In contrast to short miRNAs, long-non coding (lncRNA) transcripts are more than 200 nt, with an average length of ~3000 nt [46]. The structure of IncRNAs is similar to that of mRNAs, with 5’ and 3’ modifications, introns and exons, as well as cytoplasmic localization [11]. To date, the human genome is reported to contain more than 16,000 lncRNA genes, about 40% percent of which are expressed in the brain [47]. Further, about one-third of lncRNAs are primate-specific, with a large fraction found in the brain [48]. LncRNAs are implicated in cortical development, including neural stem cell maintenance, differentiation, and neural maturation [49].

Collectively, these data argue that lncRNA may play important roles in brain evolution. In 2006, Pollard et al. discovered the first HAR, called HAR1, which falls within the lncRNA HAR1F [50]. HAR1F is specifically expressed in human Cajal–Retzius neurons during early stages of cortical development although its function is unknown. More recent discoveries implicate a primate lncRNA, LncND, in cortical expansion, as it is expressed in neural progenitors and regulates Notch signaling [51]. Thus, the specific expression patterns of lncRNAs may provide potent spatial and temporal control of traits relevant for evolution. As many lncRNAs act as enhancers, it will be interesting to evaluate if this is the case for human-specific lncRNAs [47].

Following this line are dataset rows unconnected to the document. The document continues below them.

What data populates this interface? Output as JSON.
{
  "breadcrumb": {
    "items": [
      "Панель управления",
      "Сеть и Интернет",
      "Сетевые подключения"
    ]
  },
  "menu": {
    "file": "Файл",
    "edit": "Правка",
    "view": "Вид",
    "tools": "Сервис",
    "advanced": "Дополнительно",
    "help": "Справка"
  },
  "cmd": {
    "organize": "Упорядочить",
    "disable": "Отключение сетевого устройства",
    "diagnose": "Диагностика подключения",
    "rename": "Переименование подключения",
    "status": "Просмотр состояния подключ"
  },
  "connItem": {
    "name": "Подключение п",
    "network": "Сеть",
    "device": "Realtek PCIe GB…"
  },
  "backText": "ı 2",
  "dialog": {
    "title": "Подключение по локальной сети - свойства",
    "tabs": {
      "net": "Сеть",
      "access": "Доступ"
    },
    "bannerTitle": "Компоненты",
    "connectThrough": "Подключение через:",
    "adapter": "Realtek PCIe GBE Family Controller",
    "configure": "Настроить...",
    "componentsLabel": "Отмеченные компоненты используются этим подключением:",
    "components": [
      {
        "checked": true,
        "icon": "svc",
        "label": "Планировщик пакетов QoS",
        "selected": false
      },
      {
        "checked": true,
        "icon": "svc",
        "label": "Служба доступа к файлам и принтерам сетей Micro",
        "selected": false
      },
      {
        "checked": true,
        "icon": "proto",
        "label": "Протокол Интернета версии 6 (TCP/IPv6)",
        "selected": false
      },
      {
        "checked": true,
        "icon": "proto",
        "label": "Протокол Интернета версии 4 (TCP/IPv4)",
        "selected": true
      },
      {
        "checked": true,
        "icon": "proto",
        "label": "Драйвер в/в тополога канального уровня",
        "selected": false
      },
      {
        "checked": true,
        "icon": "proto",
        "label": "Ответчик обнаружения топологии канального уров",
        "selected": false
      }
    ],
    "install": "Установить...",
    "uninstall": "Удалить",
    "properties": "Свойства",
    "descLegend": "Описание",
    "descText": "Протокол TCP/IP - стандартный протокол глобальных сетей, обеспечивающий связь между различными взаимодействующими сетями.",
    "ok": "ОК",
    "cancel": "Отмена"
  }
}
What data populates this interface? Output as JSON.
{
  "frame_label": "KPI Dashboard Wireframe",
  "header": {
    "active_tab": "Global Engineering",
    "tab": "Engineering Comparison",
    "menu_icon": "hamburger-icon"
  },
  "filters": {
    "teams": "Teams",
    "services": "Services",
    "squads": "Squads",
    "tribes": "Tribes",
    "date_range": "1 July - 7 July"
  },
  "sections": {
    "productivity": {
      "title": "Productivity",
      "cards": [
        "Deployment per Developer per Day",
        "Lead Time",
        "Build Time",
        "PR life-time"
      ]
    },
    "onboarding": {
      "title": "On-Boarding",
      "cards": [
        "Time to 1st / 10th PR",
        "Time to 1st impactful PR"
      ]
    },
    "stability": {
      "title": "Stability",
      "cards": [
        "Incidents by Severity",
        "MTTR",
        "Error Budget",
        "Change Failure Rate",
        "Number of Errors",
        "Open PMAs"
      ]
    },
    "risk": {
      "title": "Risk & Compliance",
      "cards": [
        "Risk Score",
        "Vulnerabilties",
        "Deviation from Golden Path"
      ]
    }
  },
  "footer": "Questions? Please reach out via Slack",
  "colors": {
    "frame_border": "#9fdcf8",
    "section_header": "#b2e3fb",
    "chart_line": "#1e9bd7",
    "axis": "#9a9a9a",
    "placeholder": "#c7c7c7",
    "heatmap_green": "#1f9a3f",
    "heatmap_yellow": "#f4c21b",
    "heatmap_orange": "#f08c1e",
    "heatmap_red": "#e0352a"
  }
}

Recent studies also highlight an emerging function of circular RNAs (circRNAs) in species evolution. circRNAs are single-strand RNAs molecules composed of 1–5 exons formed into a circle as a result of non-canonical back-splicing events [52]. By comparing circRNA expression systematically across humans, non-human primates, and mice, a majority of circRNAs were found to be human-specific [53,54]. While functions for these in evolution are unknown, circRNAs themselves have been implicated in control of translation and are abundant in the brain [55]. These remarkable observations indicate that the future study of circRNAs can give valuable insights into cortical evolution.

NON-CODING REGULATION AND DISEASE

Given their role in evolutionary features which rely upon development, it is not surprising that mutations in non-coding regions, in particular within HARs, are implicated in neurodevelopmental diseases [56]. Doan et al. found a rare de novo duplication of a HAR located upstream of NR2F2, a gene implicated in ASD risk, with higher frequency in ASD probands than in control siblings [26]. Moreover, they identified HARs predicted to be active in the brain and which interact with genes associated with ASD, brain malformations and cortical development. Notably, rare biallelic mutations in these HARs were estimated to contribute to approximately 5% of consanguineous ASD cases. GWAS studies of schizophrenic individuals also detected an enrichment for HAR-regulated genes involved in signaling related to GABAergic neurons, which is dysregulated in affected individuals [57]. In comparison, Primate Accelerated Regions (PARs) were less enriched, suggesting that changes in human fast-evolving regions may have facilitated functional changes. These data point to the influence of mutations in noncoding HARs upon developmental disorders and for human traits such as social behavior and cognitive capabilities.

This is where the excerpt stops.